I had a small problem in my equation (I integrated equation 3 over time instead of equation 2 over time). I corrected the original post. The numbers now make much more sence for large depths
As far as the constants used, use whatever numbers you want to determine if it makes sence for you (for me, 1 cu ft / min is an incredibly fast breathing rate). Oh, 30ftsw is 1 atm.
As far as the constants used, use whatever numbers you want to determine if it makes sence for you (for me, 1 cu ft / min is an incredibly fast breathing rate). Oh, 30ftsw is 1 atm.
Charlie99 once bubbled...
First, 1atm is 33', not 30.
For a constant rate ascent you will use the same amount of gas as if you spent all of the ascent time at the average depth.

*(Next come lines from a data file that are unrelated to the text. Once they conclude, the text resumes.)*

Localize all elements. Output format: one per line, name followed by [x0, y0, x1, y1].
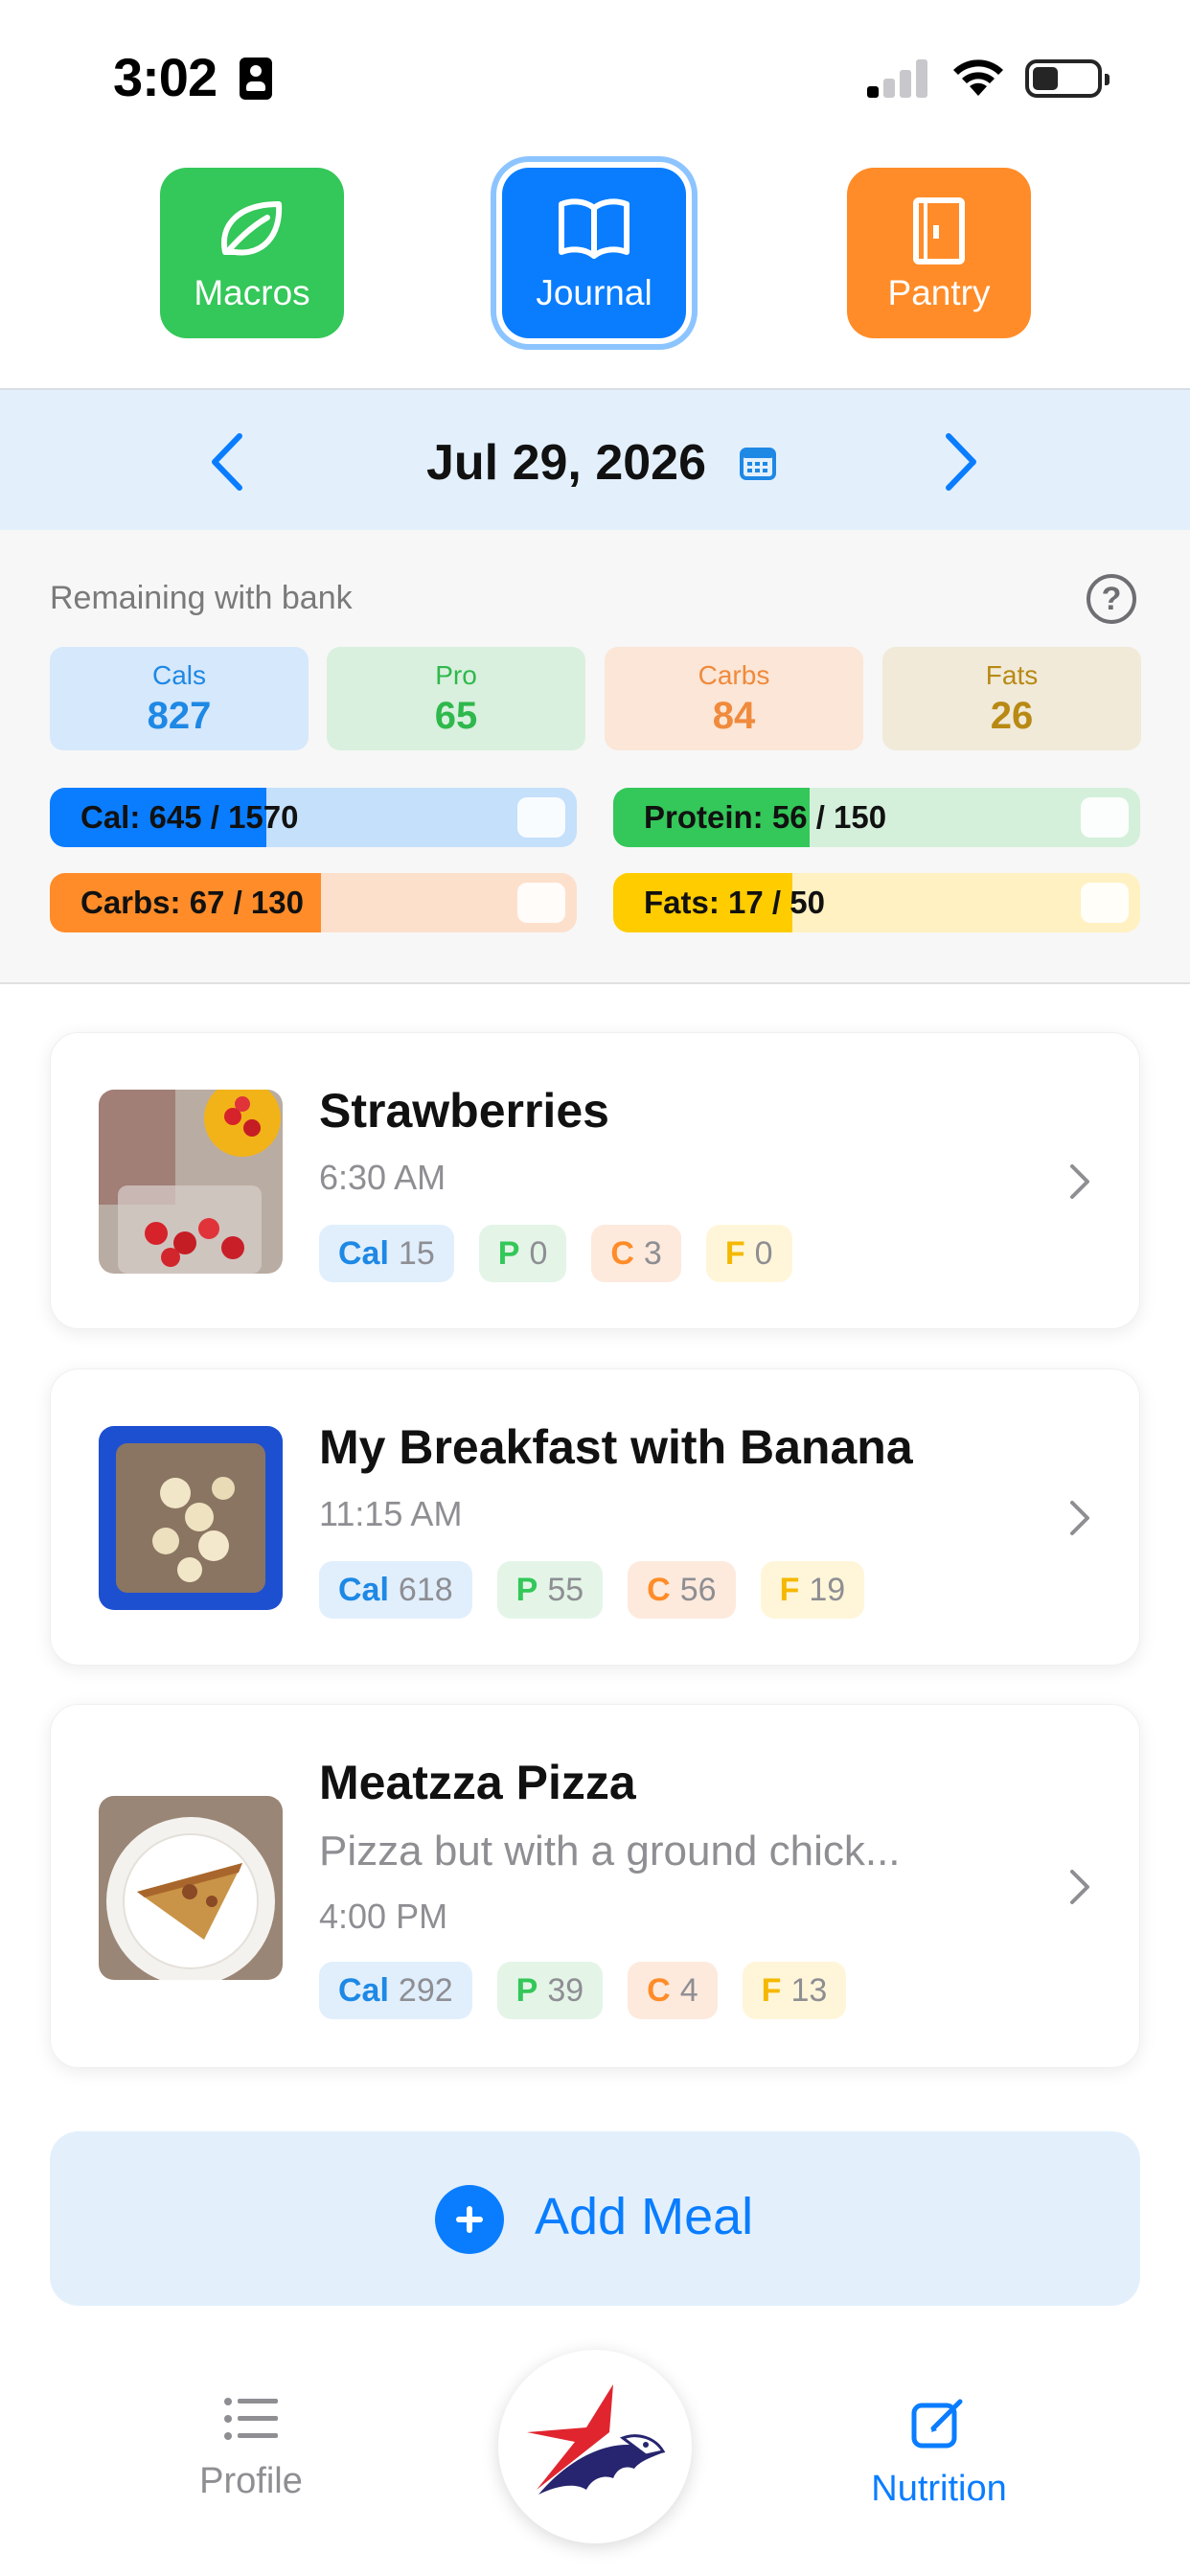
add-meal-label: Add Meal — [535, 2188, 754, 2245]
remaining-summary: Remaining with bank ? Cals 827 Pro 65 Ca… — [0, 530, 1190, 984]
list-icon — [224, 2398, 278, 2440]
tab-journal[interactable]: Journal — [502, 168, 686, 338]
fats-chip: F 13 — [742, 1962, 847, 2019]
add-meal-button[interactable]: Add Meal — [50, 2131, 1140, 2306]
remaining-cals-label: Cals — [151, 660, 206, 690]
carbs-chip: C 56 — [628, 1561, 736, 1619]
carbs-bank-toggle[interactable] — [517, 883, 565, 923]
protein-progress-bar: Protein: 56 / 150 — [613, 788, 1140, 847]
battery-icon — [1025, 59, 1110, 98]
book-icon — [559, 198, 629, 259]
fats-chip: F0 — [705, 1225, 792, 1282]
meal-photo — [99, 1426, 283, 1610]
protein-bank-toggle[interactable] — [1081, 797, 1129, 838]
meal-macro-chips: Cal 292 P 39 C4 F 13 — [319, 1962, 847, 2019]
meal-photo — [99, 1090, 283, 1274]
calories-chip: Cal 15 — [319, 1225, 454, 1282]
fats-progress-text: Fats: 17 / 50 — [644, 885, 825, 920]
eagle-star-logo — [527, 2384, 666, 2495]
remaining-protein-value: 65 — [434, 695, 478, 737]
meal-card-strawberries[interactable]: Strawberries 6:30 AM Cal 15 P0 C3 F0 — [50, 1032, 1140, 1329]
fats-bank-toggle[interactable] — [1081, 883, 1129, 923]
meal-time: 6:30 AM — [319, 1158, 446, 1197]
remaining-cals-value: 827 — [147, 695, 212, 737]
nav-nutrition[interactable]: Nutrition — [819, 2396, 1059, 2510]
protein-chip: P 55 — [496, 1561, 604, 1619]
fats-chip: F 19 — [760, 1561, 865, 1619]
protein-chip: P0 — [478, 1225, 567, 1282]
nav-profile-label: Profile — [199, 2461, 303, 2501]
wifi-icon — [953, 59, 1003, 96]
carbs-chip: C3 — [591, 1225, 681, 1282]
help-icon[interactable]: ? — [1087, 574, 1136, 624]
calendar-icon[interactable] — [740, 446, 776, 480]
fats-progress-bar: Fats: 17 / 50 — [613, 873, 1140, 932]
protein-chip: P 39 — [496, 1962, 604, 2019]
meal-name: Strawberries — [319, 1084, 609, 1138]
remaining-protein-box: Pro 65 — [327, 647, 585, 750]
bottom-navigation: Profile Nutrition — [0, 2338, 1190, 2576]
meal-macro-chips: Cal 618 P 55 C 56 F 19 — [319, 1561, 865, 1619]
chevron-right-icon — [1070, 1870, 1089, 1904]
calories-chip: Cal 618 — [319, 1561, 472, 1619]
remaining-cals-box: Cals 827 — [50, 647, 309, 750]
tab-journal-label: Journal — [536, 273, 652, 312]
carbs-progress-bar: Carbs: 67 / 130 — [50, 873, 577, 932]
meal-name: Meatzza Pizza — [319, 1756, 636, 1809]
meal-time: 11:15 AM — [319, 1494, 463, 1533]
calories-progress-text: Cal: 645 / 1570 — [80, 799, 299, 835]
remaining-carbs-value: 84 — [712, 695, 756, 737]
calories-bank-toggle[interactable] — [517, 797, 565, 838]
plus-circle-icon — [435, 2185, 504, 2254]
remaining-carbs-label: Carbs — [698, 660, 770, 690]
remaining-fats-box: Fats 26 — [882, 647, 1141, 750]
remaining-carbs-box: Carbs 84 — [605, 647, 863, 750]
nav-nutrition-label: Nutrition — [871, 2469, 1007, 2509]
top-tab-bar: Macros Journal Pantry — [0, 153, 1190, 388]
protein-progress-text: Protein: 56 / 150 — [644, 799, 887, 835]
status-time: 3:02 — [113, 47, 217, 107]
meal-photo — [99, 1796, 283, 1980]
calories-chip: Cal 292 — [319, 1962, 472, 2019]
remaining-title: Remaining with bank — [50, 580, 353, 616]
chevron-right-icon[interactable] — [931, 428, 989, 495]
tab-pantry[interactable]: Pantry — [847, 168, 1031, 338]
remaining-protein-label: Pro — [435, 660, 477, 690]
carbs-progress-text: Carbs: 67 / 130 — [80, 885, 304, 920]
app-logo-button[interactable] — [498, 2350, 692, 2543]
id-card-icon — [240, 58, 272, 100]
remaining-fats-label: Fats — [985, 660, 1039, 690]
meal-name: My Breakfast with Banana — [319, 1420, 913, 1474]
meal-time: 4:00 PM — [319, 1897, 448, 1936]
tab-pantry-label: Pantry — [887, 273, 991, 312]
meal-description: Pizza but with a ground chick... — [319, 1828, 901, 1874]
tab-macros[interactable]: Macros — [160, 168, 344, 338]
remaining-fats-value: 26 — [990, 695, 1034, 737]
status-bar: 3:02 — [0, 0, 1190, 153]
chevron-right-icon — [1070, 1501, 1089, 1535]
cellular-signal-icon — [867, 59, 928, 98]
nav-profile[interactable]: Profile — [131, 2396, 371, 2502]
current-date: Jul 29, 2026 — [426, 435, 706, 491]
date-navigator: Jul 29, 2026 — [0, 388, 1190, 530]
edit-icon — [911, 2399, 963, 2449]
meal-card-breakfast-banana[interactable]: My Breakfast with Banana 11:15 AM Cal 618… — [50, 1368, 1140, 1666]
meal-card-meatzza-pizza[interactable]: Meatzza Pizza Pizza but with a ground ch… — [50, 1704, 1140, 2068]
meal-macro-chips: Cal 15 P0 C3 F0 — [319, 1225, 792, 1282]
carbs-chip: C4 — [628, 1962, 718, 2019]
door-icon — [913, 197, 965, 264]
calories-progress-bar: Cal: 645 / 1570 — [50, 788, 577, 847]
chevron-right-icon — [1070, 1164, 1089, 1199]
tab-macros-label: Macros — [194, 273, 310, 312]
leaf-icon — [221, 201, 283, 256]
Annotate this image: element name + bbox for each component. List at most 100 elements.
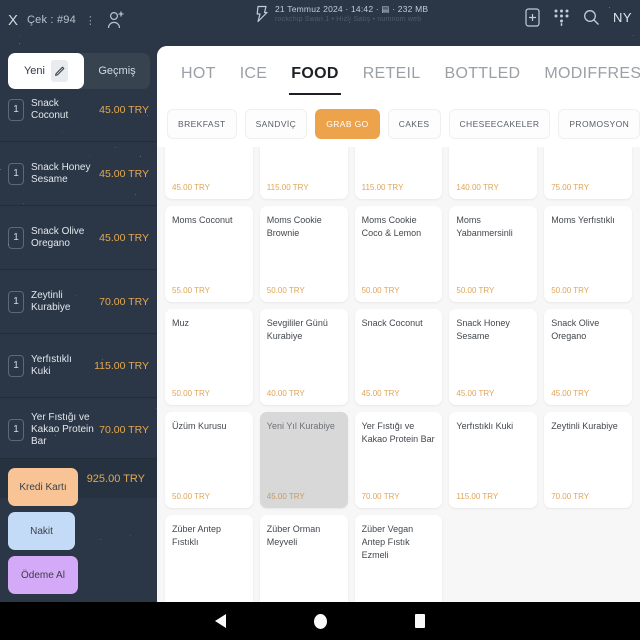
product-card[interactable]: Moms Yabanmersinli 50.00 TRY bbox=[449, 206, 538, 302]
check-number-label[interactable]: Çek : #94 bbox=[27, 14, 76, 26]
tab-food[interactable]: FOOD bbox=[279, 46, 350, 101]
order-item-row[interactable]: 1 Snack Honey Sesame 45.00 TRY bbox=[0, 142, 157, 206]
order-item-price: 115.00 TRY bbox=[94, 359, 149, 372]
product-card[interactable]: Moms Yerfıstıklı 50.00 TRY bbox=[544, 206, 632, 302]
product-card[interactable]: Züber Orman Meyveli bbox=[259, 515, 348, 603]
close-icon[interactable]: X bbox=[8, 13, 18, 28]
order-item-name: Zeytinli Kurabiye bbox=[31, 289, 71, 313]
order-item-qty[interactable]: 1 bbox=[8, 162, 24, 185]
tab-bottled[interactable]: BOTTLED bbox=[433, 46, 533, 101]
product-price: 45.00 TRY bbox=[172, 183, 210, 192]
product-name: Züber Vegan Antep Fıstık Ezmeli bbox=[361, 524, 414, 560]
subtab-brekfast[interactable]: BREKFAST bbox=[167, 109, 237, 139]
take-payment-button[interactable]: Ödeme Al bbox=[8, 556, 78, 594]
product-name: Yeni Yıl Kurabiye bbox=[266, 421, 335, 431]
subtab-grab-go[interactable]: GRAB GO bbox=[315, 109, 380, 139]
order-item-qty[interactable]: 1 bbox=[8, 226, 24, 249]
product-card[interactable]: Yer Fıstığı ve Kakao Protein Bar 70.00 T… bbox=[354, 412, 443, 508]
product-card[interactable]: Meyve Salatası 140.00 TRY bbox=[449, 147, 538, 199]
product-price: 70.00 TRY bbox=[551, 492, 590, 501]
card-add-icon[interactable] bbox=[525, 8, 540, 27]
order-item-row[interactable]: 1 Yer Fıstığı ve Kakao Protein Bar 70.00… bbox=[0, 398, 157, 462]
order-item-qty[interactable]: 1 bbox=[8, 354, 24, 377]
topbar-right-group: NY bbox=[525, 8, 632, 27]
pay-cash-button[interactable]: Nakit bbox=[8, 512, 75, 550]
product-price: 115.00 TRY bbox=[456, 492, 499, 501]
product-name: Muz bbox=[172, 318, 190, 328]
order-item-name: Snack Olive Oregano bbox=[31, 225, 85, 249]
product-card[interactable]: Karakılçık Pancar cipsi 115.00 TRY bbox=[354, 147, 443, 199]
product-name: Moms Cookie Brownie bbox=[266, 215, 322, 238]
back-triangle-icon[interactable] bbox=[215, 614, 226, 628]
order-items-list[interactable]: 1 Snack Coconut 45.00 TRY 1 Snack Honey … bbox=[0, 96, 157, 476]
product-card[interactable]: Snack Honey Sesame 45.00 TRY bbox=[449, 309, 538, 405]
product-name: Moms Coconut bbox=[172, 215, 233, 225]
order-item-qty[interactable]: 1 bbox=[8, 290, 24, 313]
order-item-row[interactable]: 1 Snack Olive Oregano 45.00 TRY bbox=[0, 206, 157, 270]
product-card[interactable]: Sevgililer Günü Kurabiye 40.00 TRY bbox=[259, 309, 348, 405]
product-price: 55.00 TRY bbox=[172, 286, 210, 295]
product-card[interactable]: Zeytinli Kurabiye 70.00 TRY bbox=[544, 412, 632, 508]
home-circle-icon[interactable] bbox=[314, 613, 327, 629]
product-price: 45.00 TRY bbox=[266, 492, 305, 501]
tab-modiffres[interactable]: MODIFFRES bbox=[532, 46, 640, 101]
pay-credit-card-button[interactable]: Kredi Kartı bbox=[8, 468, 78, 506]
order-item-row[interactable]: 1 Snack Coconut 45.00 TRY bbox=[0, 96, 157, 142]
product-price: 50.00 TRY bbox=[361, 286, 400, 295]
product-card[interactable]: Moms Coconut 55.00 TRY bbox=[165, 206, 253, 302]
pos-app-root: X Çek : #94 ⋮ 21 Temmuz 2024 · 14:42 · ▤… bbox=[0, 0, 640, 640]
order-panel: Yeni Geçmiş 1 Snack Coconut 45.00 TRY 1 … bbox=[0, 40, 157, 602]
product-name: Yer Fıstığı ve Kakao Protein Bar bbox=[361, 421, 435, 444]
product-name: Snack Coconut bbox=[361, 318, 423, 328]
order-item-price: 70.00 TRY bbox=[99, 295, 149, 308]
apps-grid-icon[interactable] bbox=[553, 8, 570, 27]
product-card[interactable]: Moms Cookie Coco & Lemon 50.00 TRY bbox=[354, 206, 443, 302]
product-price: 45.00 TRY bbox=[456, 389, 495, 398]
tab-reteil[interactable]: RETEIL bbox=[351, 46, 433, 101]
product-card[interactable]: Züber Vegan Antep Fıstık Ezmeli bbox=[354, 515, 443, 603]
top-status-bar: X Çek : #94 ⋮ 21 Temmuz 2024 · 14:42 · ▤… bbox=[0, 0, 640, 40]
product-card[interactable]: Snack Coconut 45.00 TRY bbox=[354, 309, 443, 405]
topbar-device-meta: 21 Temmuz 2024 · 14:42 · ▤ · 232 MB rock… bbox=[255, 4, 428, 23]
product-price: 115.00 TRY bbox=[266, 183, 309, 192]
person-add-icon[interactable] bbox=[105, 9, 125, 31]
printer-icon bbox=[255, 5, 269, 23]
user-initials-avatar[interactable]: NY bbox=[613, 10, 632, 25]
order-item-row[interactable]: 1 Yerfıstıklı Kuki 115.00 TRY bbox=[0, 334, 157, 398]
product-card[interactable]: Üzüm Kurusu 50.00 TRY bbox=[165, 412, 253, 508]
product-card[interactable]: Muz 50.00 TRY bbox=[165, 309, 253, 405]
pencil-icon[interactable] bbox=[51, 60, 68, 82]
product-card[interactable]: Snack Olive Oregano 45.00 TRY bbox=[544, 309, 632, 405]
product-card[interactable]: Moms Cookie Brownie 50.00 TRY bbox=[259, 206, 348, 302]
product-card[interactable]: Kestane şekeri 45.00 TRY bbox=[165, 147, 253, 199]
order-item-qty[interactable]: 1 bbox=[8, 418, 24, 441]
product-grid-scroll[interactable]: Kestane şekeri 45.00 TRY Karakılçık Kale… bbox=[157, 147, 640, 603]
tab-new-order[interactable]: Yeni bbox=[8, 53, 84, 89]
device-meta-lines: 21 Temmuz 2024 · 14:42 · ▤ · 232 MB rock… bbox=[275, 4, 428, 23]
product-card[interactable]: Yerfıstıklı Kuki 115.00 TRY bbox=[449, 412, 538, 508]
product-price: 70.00 TRY bbox=[361, 492, 400, 501]
order-item-name: Snack Honey Sesame bbox=[31, 161, 91, 185]
product-card[interactable]: Karakılçık Kale cipsi 115.00 TRY bbox=[259, 147, 348, 199]
subtab-cakes[interactable]: CAKES bbox=[387, 109, 441, 139]
overflow-menu-icon[interactable]: ⋮ bbox=[85, 14, 96, 27]
order-item-name: Yer Fıstığı ve Kakao Protein Bar bbox=[31, 411, 94, 447]
product-card-selected[interactable]: Yeni Yıl Kurabiye 45.00 TRY bbox=[259, 412, 348, 508]
tab-hot[interactable]: HOT bbox=[169, 46, 228, 101]
topbar-left-group: X Çek : #94 ⋮ bbox=[0, 9, 125, 31]
subtab-cheseecakeler[interactable]: CHESEECAKELER bbox=[448, 109, 551, 139]
order-item-row[interactable]: 1 Zeytinli Kurabiye 70.00 TRY bbox=[0, 270, 157, 334]
product-name: Moms Cookie Coco & Lemon bbox=[361, 215, 422, 238]
subtab-promosyon[interactable]: PROMOSYON bbox=[558, 109, 640, 139]
product-price: 75.00 TRY bbox=[551, 183, 590, 192]
product-card[interactable]: Mini Red Velvet Kuki 75.00 TRY bbox=[544, 147, 632, 199]
subcategory-tabs: BREKFAST SANDVİÇ GRAB GO CAKES CHESEECAK… bbox=[157, 101, 640, 147]
tab-order-history[interactable]: Geçmiş bbox=[84, 53, 150, 89]
tab-ice[interactable]: ICE bbox=[228, 46, 280, 101]
recents-square-icon[interactable] bbox=[415, 614, 425, 628]
order-item-qty[interactable]: 1 bbox=[8, 98, 24, 121]
search-icon[interactable] bbox=[583, 9, 600, 26]
subtab-sandvic[interactable]: SANDVİÇ bbox=[244, 109, 308, 139]
product-grid: Kestane şekeri 45.00 TRY Karakılçık Kale… bbox=[157, 147, 640, 603]
product-card[interactable]: Züber Antep Fıstıklı bbox=[165, 515, 253, 603]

If you have an emergency at 100' and are bailing out on a 3 cu ft tank you will NOT be poking along at 30fpm.
1 cfm SAC is NOT a conservative number for a panicked diver. 2 or 3 is not unreasonable.
Even your equations wouldn't have the diver running out after 10 seconds (ascent time from 100' to 95').
After noting the above, I decided it wasn't worth my time figuring out if your equation was right.
How about this calculation:
100' to surface at 60fpm is 1.67 minutes.
50' avg = (50+33)/33 = 2.52 ata.
1.67 min * 2.52 ata = 4.2 equivalent surface minutes.
This means 4.2 cu ft if you assume 1 cu ft / min breathing rate,
8.4 if you assume 2cfm.
Here's another interesting calculation:
99'=4ata.
A calm diver will breath something around 0.6 cfm on surface, or 2.4cubic feet per minute.
3 cubic feet of spare gas gives you about a minute to hunt down your buddy (he IS close by isn't he?) and get hold of an adequate air supply (your agreed upon turn point DID allow for 2 agitated divers ascending on one tank, didn't it?)